John Ellis has done a nice writeup of his work on improving Drools
to work with Camel for CBR. You'll need to use the latest version of
Drools from trunk, which can be found in the maven repository that's
5.2.0-SNAPSHOT, https://repository.jboss.org/nexus/content/groups/public/org/drools/.
For bonus points I'd love to see a further Drools and Camel tutorial
around OSGi's EventAdmin, http://camel.apache.org/eventadmin.html.

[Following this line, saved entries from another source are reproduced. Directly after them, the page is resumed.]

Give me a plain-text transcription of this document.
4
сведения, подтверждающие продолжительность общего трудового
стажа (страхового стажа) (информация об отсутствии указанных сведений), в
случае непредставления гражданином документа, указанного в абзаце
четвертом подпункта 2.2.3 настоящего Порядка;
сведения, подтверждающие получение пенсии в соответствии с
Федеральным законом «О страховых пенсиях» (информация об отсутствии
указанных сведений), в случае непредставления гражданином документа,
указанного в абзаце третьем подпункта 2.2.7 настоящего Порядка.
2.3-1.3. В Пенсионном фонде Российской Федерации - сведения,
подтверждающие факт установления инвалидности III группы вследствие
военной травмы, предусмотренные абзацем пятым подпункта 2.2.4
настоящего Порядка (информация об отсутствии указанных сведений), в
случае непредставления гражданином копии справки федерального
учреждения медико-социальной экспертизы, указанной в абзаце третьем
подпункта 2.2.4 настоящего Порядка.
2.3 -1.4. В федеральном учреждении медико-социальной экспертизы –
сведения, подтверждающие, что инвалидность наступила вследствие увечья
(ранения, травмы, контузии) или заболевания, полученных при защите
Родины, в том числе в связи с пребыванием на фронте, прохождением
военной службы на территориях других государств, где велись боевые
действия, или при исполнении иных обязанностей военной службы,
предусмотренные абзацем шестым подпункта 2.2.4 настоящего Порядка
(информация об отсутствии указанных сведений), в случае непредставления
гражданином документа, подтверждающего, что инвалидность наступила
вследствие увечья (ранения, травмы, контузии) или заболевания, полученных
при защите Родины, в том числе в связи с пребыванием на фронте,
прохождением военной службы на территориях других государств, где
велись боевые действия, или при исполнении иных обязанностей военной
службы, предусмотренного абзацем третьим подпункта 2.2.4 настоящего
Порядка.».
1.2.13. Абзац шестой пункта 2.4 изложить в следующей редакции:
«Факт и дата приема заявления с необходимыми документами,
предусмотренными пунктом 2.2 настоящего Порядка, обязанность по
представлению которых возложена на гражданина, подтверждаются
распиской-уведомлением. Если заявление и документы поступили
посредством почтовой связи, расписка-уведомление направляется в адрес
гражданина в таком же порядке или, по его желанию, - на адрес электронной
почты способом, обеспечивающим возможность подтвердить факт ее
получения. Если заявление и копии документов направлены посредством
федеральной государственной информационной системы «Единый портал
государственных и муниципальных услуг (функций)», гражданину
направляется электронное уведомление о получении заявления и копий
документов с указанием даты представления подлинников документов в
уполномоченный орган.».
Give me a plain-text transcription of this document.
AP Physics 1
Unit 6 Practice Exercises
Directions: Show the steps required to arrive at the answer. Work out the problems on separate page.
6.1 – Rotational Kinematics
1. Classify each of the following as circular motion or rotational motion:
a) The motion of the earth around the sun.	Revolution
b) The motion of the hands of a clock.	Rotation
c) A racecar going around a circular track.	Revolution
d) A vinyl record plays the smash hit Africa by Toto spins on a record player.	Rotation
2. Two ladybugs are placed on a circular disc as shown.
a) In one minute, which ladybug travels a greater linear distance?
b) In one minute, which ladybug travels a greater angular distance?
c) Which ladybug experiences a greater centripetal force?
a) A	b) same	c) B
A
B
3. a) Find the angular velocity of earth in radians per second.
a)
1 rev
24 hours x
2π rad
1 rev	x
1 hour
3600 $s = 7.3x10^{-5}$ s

One of Camel's greatest strengths is the explicit support for Enterprise Integration
Patterns. Drools itself is particularly well suited to work
alongside Camel to implement two commonly used integration patterns:
the Content Based Router and the Dynamic Router. Both patterns
leverage the ability of a Drools Endpoint to rapidly evaluate
properties of a message, while the Dynamic Router can also integrate
the Drools Policy as a dynamic rule based on feedback from a control
channel.
The Camel routes required for message
routing do not differ much from the previous Drools Endpoint
example. You may even be able to omit the Drools Policy if you
wish to inspect only the headers of messages being routed instead
of interrogating the body of each message. For example, a DRL
could be defined that takes action on inbound messages such as:
import org.apache.camel.Message;
rule "WriteOperations"
when
$message : Message(headers["OPERATION"] == "WRITE");
then
$message.setHeader("routingSlip", "activemq:queue:op.write");
end
rule "ReadOperations"
when
$message : Message(headers["OPERATION"] == "READ");
then
$message.setHeader("routingSlip", "activemq:queue:op.read");
end
Example 1: DRL for Routing Based on Message Headers
Here the custom header “OPERATION” is evaluated to see if it is set
to the value “WRITE” or “READ.” Depending on the value of this
header, a routing slip is defined for the message. The Routing Slip
is another Enterprise Integration Pattern supported by Camel that
may contain one or more URIs. The message is then sequentially sent
to each URI defined.
The Camel routing itself is simply defined as:
<route>
<from uri="activemq:queue:router"/>
<to uri="drools:brokerNode/cbrKSession?action=insertMessage"/>
<routingSlip uriDelimiter="#">
<header>routingSlip</header>
</routingSlip>
</route>
Example 2: Camel Routes for Content Based Routing
Here we explicitly inform Camel that routing slips are defined as
values within the “routingSlip” header and each URI is delimited by
a # character. The headers set within the DRL are then interpreted
as each message exits the Drools endpoint.
Content based routing with a Drools Endpoint offers several
advantages over Camel's default implementation. The DRL format
itself allows routing to be specified more succinctly than Sprint
DSLs or Camel RouteBuilders. Conditional operations are also
evaluated more efficiently within Drools and are thread-safe,
allowing a high volume of messages to be routed concurrently.